A (ir) racionalidade de Salles
Ele e toda a caterva que compõe o atual governo ainda estão presos à ideia de progresso, a uma visão utilitária da natureza e ao pensamento hegemônico dos séculos XIX e XX.

Neuton Correa, Por Aldenor Ferreira*
Publicado em: 01/05/2021 às 09:48 | Atualizado em: 01/05/2021 às 09:48
A racionalidade ambiental de Ricardo Salles, ministro do Meio Ambiente, não é a mesma de Rachel Carson, Ignacy Sachs, Enrique Leff, Clóvis Cavalcanti, Chico Mendes, Greta Thunberg e de tantos outros.
A racionalidade dele é irracional.
Salles é o típico representante do atraso. Ele e toda a caterva que compõe o atual governo ainda estão presos à ideia de progresso, a uma visão utilitária da natureza e ao pensamento hegemônico dos séculos XIX e XX.
No século XXI, sociedades e governos de nações verdadeiramente prósperas não operam mais assim.
Nesses países, consolida-se, portanto, a cada ano, uma nova racionalidade ambiental, que vai além da apodrecida racionalidade capitalista.
De acordo com o sociólogo alemão Herbert Marcuse, “no desenvolvimento da racionalidade capitalista, a irracionalidade se transforma em razão: razão do desenvolvimento desenfreado da produtividade, conquista da natureza, ampliação da massa de bens, mas irracional, porque o incremento da produtividade, do domínio da natureza e da riqueza social se transformam em forças destrutivas”.
Enrique Leff, em perspectiva similar, mas num enfoque mais abrangente, afirma que “as sociedades ‘modernas’, tanto capitalistas quanto socialistas, seriam produtivistas e antiecológicas”.
Isso quer dizer que, nessa perspectiva, a natureza não se encaixa à racionalidade econômica, sendo, portanto, insustentável.
Assim, a busca de uma racionalidade ambiental tem, como objetivo, detectar aqueles elementos que possam se constituir em base de uma estratégia produtiva alternativa – onde a natureza se integre à lógica produtiva, acrescenta o sociólogo mexicano.
Portanto, não há mais espaço para a (ir)racionalidade ambiental de Salles e sua claque. É consenso entre as nações verdadeiramente desenvolvidas que a questão ambiental não pode mais ser desconsiderada sob nenhuma circunstância.

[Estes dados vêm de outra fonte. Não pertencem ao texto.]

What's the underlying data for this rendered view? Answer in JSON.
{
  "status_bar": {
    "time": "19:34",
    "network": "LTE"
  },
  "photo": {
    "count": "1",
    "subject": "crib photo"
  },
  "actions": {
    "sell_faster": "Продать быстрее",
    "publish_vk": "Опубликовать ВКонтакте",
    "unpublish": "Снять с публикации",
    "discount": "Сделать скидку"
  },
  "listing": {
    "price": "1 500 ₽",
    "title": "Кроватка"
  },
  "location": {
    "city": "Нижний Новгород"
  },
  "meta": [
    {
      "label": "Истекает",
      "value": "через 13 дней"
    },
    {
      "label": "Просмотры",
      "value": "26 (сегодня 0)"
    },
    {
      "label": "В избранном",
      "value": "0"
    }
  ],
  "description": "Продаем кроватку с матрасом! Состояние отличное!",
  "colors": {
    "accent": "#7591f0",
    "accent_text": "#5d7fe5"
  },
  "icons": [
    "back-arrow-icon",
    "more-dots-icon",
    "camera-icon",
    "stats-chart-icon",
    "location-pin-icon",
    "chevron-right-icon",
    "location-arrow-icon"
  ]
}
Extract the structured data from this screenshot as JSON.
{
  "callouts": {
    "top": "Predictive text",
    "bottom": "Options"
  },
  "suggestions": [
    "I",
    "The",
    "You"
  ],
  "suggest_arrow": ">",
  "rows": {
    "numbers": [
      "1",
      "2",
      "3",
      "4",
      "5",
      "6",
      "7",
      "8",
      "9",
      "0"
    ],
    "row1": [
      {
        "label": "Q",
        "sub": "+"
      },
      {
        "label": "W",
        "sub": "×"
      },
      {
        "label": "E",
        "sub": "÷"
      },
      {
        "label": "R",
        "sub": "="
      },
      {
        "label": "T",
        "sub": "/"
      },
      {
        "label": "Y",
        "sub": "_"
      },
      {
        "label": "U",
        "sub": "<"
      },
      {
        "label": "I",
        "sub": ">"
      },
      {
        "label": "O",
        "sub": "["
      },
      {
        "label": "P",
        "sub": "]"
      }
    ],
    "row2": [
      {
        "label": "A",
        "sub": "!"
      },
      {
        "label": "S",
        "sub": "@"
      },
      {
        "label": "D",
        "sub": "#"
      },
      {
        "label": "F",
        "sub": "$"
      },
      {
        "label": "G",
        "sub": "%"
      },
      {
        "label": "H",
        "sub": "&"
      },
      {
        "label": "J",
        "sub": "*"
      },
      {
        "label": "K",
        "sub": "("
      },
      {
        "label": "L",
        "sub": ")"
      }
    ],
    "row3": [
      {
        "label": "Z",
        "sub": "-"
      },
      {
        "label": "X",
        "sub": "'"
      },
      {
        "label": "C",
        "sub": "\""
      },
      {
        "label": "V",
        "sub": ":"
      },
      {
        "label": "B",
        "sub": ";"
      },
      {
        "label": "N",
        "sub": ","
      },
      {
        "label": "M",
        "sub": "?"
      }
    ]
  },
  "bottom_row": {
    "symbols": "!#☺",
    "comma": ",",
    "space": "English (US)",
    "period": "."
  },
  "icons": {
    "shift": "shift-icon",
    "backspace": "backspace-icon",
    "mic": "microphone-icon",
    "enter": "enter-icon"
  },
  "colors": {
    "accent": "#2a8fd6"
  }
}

Porém, na mente anacrônica do antiministro, é preciso explorar, por exemplo, os recursos da floresta amazônica, pois isso traria ganhos econômicos em duas frentes: na exploração de madeira e, finalizada essa exploração, na expansão da fronteira agrícola, na mineração, na criação de gado etc.
Nesse sentido, ele deve pensar com os botões dele: é preciso avançar, “passar a boiada” e eliminar os “entraves” que por lá teimam em permanecer. “Entraves” esses que são, na verdade, povos tradicionais (indígenas, quilombolas, ribeirinhos e outros).

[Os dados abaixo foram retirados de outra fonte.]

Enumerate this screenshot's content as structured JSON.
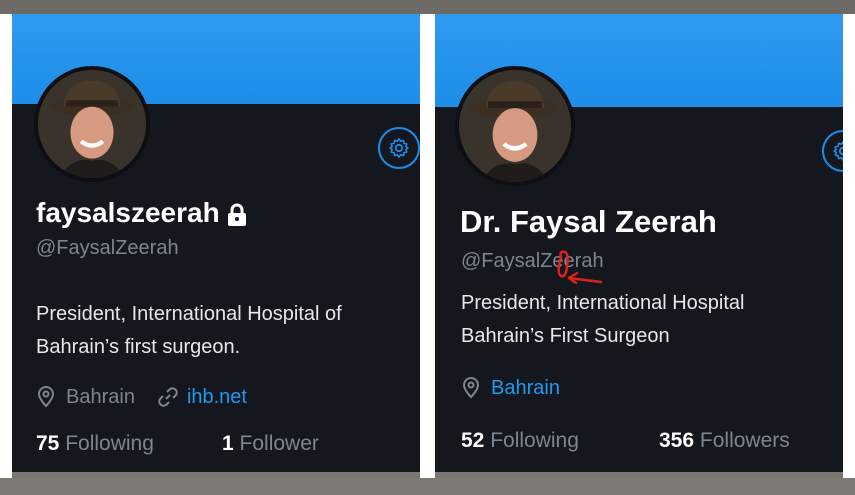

Entretanto, ao contrário de Salles, o pensamento e a relação dessas “gentes” da floresta estão em consonância com a questão ambiental característica ao século XXI. Afinal, está mais do que demonstrado que o modo de vida contemporâneo é claramente insustentável.

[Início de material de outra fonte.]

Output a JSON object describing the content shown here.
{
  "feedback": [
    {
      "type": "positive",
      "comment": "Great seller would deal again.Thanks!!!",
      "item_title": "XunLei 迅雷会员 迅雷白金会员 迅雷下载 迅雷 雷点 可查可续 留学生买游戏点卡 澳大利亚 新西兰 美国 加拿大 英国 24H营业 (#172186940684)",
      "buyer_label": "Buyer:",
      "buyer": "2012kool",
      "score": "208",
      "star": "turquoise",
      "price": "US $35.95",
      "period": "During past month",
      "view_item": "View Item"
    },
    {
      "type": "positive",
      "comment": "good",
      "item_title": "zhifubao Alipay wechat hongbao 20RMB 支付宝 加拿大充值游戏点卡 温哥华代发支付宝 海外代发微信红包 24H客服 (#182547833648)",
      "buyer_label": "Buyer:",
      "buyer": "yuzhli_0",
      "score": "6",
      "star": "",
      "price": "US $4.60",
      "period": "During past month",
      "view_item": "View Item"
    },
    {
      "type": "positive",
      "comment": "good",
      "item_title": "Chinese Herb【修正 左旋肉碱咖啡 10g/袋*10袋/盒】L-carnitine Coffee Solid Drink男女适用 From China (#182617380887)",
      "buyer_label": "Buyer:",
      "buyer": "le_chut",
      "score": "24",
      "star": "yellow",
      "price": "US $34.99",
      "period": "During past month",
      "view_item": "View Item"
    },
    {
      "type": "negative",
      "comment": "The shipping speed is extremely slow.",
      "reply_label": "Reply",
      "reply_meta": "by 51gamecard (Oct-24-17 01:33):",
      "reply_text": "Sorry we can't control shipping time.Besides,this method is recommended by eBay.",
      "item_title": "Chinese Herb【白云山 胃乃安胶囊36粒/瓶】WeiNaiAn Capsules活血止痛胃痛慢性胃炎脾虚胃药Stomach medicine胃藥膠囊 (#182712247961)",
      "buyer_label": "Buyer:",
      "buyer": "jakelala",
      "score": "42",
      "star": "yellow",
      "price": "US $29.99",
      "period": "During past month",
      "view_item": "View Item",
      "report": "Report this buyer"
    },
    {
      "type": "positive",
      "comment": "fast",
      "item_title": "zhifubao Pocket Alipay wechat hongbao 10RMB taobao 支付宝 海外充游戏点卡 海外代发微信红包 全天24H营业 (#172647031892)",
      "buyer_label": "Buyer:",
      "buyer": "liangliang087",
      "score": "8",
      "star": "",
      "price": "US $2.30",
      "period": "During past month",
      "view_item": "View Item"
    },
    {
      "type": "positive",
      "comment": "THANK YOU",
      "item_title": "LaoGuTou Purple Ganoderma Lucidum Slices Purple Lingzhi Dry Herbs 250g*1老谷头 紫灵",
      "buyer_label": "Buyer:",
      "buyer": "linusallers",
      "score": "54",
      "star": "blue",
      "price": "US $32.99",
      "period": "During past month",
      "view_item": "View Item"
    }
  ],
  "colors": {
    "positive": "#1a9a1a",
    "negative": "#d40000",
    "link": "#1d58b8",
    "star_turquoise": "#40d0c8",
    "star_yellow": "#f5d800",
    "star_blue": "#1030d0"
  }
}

Vivemos o paradoxo da modernidade, temos tecnologia de ponta de um lado e lixo do outro. Aumento da produtividade agrícola e industrial de um lado e poluição provocada por essas mesmas atividades de outro, como resíduos que contaminam as fontes subterrâneas de água, por exemplo.
Nesse sentido, os povos da floresta não são entraves, pelo contrário, são, na verdade, a gênese para um novo modelo de sociedade, para o estabelecimento de um novo contrato – desta vez, um contrato natural, para utilizar a ideia do filósofo francês Michel Serres.
Baseados, então, no conhecimento, na perspectiva teleológica e na relação simbiôntica com a natureza que esses povos mantêm, uma sociedade ecossustentável pode surgir. Afinal, como ponderou Hannah Arendt, “o mundo – artifício humano – separa a existência do homem de todo ambiente meramente animal; mas a vida em si, permanece fora desse mundo artificial, e através da vida o homem permanece ligado a todos os outros organismos vivos”.
Não há, portanto, outro caminho: a vida se liga, se mantém, pela vida. A (ir)racionalidade ambiental de Salles e do governo que ele representa é anacrônica, constituída a partir da conjunção de negacionismo, revisionismo e canalhice. Essa perspectiva não é apenas irracional, mas também criminosa, anti-humana e antiplaneta. É uma (ir)racionalidade de morte.